Why Him?: Blu Ray Review
It's the eternal dilemma.
Your beloved brings home a better half that is less than desirable in your eyes.
This is the crux of the latest comedy from director John Hamburg (Along Came Polly, I Love You Man) with Breaking Bad's Bryan Cranston as Ned the dad threatened by his daughter Stephanie's choice of beau.
Stephanie's fallen for Silicon Valley CEO Laird Mayhew (a fully committed James Franco), a tats and all stoner slacker whose infatuation with Zoey Deutch's Stephanie is evident from the start. When Stephanie diverts the family on their Christmas vacation to spend the break getting to know her new other half.

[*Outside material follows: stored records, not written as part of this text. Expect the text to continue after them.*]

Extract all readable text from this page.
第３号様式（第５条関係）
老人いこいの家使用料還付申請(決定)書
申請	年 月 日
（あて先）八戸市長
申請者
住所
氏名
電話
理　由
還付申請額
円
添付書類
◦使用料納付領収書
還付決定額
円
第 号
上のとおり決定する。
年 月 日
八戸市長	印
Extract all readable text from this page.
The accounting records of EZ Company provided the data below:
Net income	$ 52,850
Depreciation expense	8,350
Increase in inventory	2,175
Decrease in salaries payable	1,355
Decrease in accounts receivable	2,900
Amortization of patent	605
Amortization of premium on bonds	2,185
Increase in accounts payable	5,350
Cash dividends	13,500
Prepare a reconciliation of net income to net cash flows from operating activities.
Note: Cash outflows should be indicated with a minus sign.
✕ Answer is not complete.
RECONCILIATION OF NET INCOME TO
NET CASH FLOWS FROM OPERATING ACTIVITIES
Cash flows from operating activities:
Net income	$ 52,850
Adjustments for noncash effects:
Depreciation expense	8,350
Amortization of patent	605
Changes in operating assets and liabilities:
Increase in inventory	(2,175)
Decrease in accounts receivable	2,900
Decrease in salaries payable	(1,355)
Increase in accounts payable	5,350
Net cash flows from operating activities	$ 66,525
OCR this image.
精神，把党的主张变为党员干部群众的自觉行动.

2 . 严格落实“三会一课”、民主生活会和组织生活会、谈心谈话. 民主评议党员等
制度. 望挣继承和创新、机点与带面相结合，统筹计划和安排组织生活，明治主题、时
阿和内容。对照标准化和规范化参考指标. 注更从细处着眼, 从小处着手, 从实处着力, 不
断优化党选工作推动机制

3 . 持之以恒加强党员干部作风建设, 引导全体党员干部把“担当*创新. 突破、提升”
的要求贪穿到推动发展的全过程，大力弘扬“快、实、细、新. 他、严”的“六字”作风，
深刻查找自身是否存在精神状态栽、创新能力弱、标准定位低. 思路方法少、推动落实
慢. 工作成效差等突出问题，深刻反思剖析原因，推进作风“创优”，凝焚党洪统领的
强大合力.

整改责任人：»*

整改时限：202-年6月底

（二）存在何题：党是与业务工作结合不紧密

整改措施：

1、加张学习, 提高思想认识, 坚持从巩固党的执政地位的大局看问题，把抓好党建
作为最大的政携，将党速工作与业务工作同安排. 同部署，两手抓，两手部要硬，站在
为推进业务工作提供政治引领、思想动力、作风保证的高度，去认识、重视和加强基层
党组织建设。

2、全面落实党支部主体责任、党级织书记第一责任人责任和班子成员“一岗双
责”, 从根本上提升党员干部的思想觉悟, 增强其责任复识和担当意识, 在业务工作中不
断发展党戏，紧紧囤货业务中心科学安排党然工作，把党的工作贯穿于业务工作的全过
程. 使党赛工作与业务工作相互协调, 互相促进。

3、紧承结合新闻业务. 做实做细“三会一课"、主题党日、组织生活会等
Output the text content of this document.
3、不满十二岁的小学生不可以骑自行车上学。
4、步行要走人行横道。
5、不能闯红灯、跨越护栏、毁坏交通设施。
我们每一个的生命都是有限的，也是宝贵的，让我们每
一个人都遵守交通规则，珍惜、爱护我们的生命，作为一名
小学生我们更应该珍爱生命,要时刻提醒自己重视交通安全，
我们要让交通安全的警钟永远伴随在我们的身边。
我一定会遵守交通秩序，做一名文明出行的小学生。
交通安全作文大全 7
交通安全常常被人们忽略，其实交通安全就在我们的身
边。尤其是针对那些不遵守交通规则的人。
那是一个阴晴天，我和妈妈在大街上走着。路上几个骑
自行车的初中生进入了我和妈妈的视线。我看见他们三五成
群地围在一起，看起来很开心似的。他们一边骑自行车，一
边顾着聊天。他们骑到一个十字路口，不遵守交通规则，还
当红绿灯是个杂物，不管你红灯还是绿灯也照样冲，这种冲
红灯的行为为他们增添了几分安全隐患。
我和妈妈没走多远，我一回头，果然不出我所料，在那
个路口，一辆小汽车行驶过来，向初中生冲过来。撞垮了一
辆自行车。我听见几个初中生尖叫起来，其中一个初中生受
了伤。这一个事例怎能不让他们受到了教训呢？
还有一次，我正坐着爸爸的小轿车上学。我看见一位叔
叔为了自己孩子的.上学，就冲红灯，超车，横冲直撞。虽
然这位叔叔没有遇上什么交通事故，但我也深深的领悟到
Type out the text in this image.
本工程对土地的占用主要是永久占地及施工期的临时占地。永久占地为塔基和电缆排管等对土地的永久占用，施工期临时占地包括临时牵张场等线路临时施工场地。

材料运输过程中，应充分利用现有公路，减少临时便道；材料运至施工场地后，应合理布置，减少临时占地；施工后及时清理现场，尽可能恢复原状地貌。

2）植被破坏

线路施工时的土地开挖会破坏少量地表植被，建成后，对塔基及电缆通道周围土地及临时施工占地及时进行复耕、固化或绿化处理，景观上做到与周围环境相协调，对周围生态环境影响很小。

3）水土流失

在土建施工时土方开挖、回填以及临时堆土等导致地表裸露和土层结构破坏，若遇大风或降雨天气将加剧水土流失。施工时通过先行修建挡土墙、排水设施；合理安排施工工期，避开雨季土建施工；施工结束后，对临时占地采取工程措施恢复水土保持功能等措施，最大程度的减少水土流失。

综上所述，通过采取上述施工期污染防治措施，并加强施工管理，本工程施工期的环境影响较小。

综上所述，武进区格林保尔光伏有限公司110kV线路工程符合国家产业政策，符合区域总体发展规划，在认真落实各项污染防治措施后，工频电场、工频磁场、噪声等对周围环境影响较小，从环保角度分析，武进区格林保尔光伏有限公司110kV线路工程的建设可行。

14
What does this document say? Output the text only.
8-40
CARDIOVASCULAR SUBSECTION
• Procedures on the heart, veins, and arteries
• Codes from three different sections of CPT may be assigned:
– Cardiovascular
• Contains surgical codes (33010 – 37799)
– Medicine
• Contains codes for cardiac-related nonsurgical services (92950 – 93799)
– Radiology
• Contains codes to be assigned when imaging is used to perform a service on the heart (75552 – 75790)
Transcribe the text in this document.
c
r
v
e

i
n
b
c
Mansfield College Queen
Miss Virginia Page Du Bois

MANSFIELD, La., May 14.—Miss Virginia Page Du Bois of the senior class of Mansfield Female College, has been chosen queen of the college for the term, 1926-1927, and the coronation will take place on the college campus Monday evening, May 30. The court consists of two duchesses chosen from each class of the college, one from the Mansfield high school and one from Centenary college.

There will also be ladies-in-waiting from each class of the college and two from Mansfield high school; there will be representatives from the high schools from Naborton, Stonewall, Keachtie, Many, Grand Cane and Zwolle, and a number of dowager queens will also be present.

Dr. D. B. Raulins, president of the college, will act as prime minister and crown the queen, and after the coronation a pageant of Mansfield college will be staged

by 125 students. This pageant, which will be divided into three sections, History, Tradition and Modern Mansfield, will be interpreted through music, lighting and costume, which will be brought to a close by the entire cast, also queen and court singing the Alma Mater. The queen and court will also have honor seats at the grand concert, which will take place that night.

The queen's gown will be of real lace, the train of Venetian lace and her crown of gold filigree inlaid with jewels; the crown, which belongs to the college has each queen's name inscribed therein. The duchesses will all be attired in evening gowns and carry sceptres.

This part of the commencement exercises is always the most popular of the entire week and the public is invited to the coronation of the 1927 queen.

But this is the last thing on Ned's mind with his paper company facing extinction and now his beloved daughter shacked up with the wrong man, the scene is set for conflict as Laird tries to win Ned over...
Why Him? sets its stock out in its first scene - there's a hint of raunch, a liberal dose of foul language and a feeling that low hanging fruit is the easiest option to go for.
From the uptight Cranston to the free and easy Franco, each commit fully to their roles but are never asked to deliver much by the lazy script.
The sense of opposition isn't trowelled on and any conflict is tantamount to nothing more than a few forced in scenes and moments which fail to garner much drama or humour.
Fortunately, Keegan-Michael Key's estate manager Gustav delivers the lion's share of some gags with some strait laced deadpan performance moments giving the film the energy it needs and the laughs it so desperately craves.Along with one scene where Ned tries to fend off his stoned wife (Mullally), there are a few scenes that genuinely offer some laughs and unexpected pleasures.
And there are no scenes which offer any depth to the main characters - particularly Zoey Deutch's Stephanie whose apparent rift with her father is given no rhyme or reason, and therefore no dramatic weight.
But they're too few and far in between in this patchy comedy that underuses all of its team players. There's a nice side element of the old versus the new conflict as is demonstrated by Ned's being in paper, Laird's being in the internet and Ned rolling out a Pink Panther reference that's lost on the younger end, but there's not enough to give any meat to the relatively thin bones.
The young and old conflict may be there and is woefully under-exploited - Why Him? ends up being a lazy, unfunny comedy that misses the mark so often and drags that the only nagging thought you're left with as you leave the cinema, is a resounding "Why me?"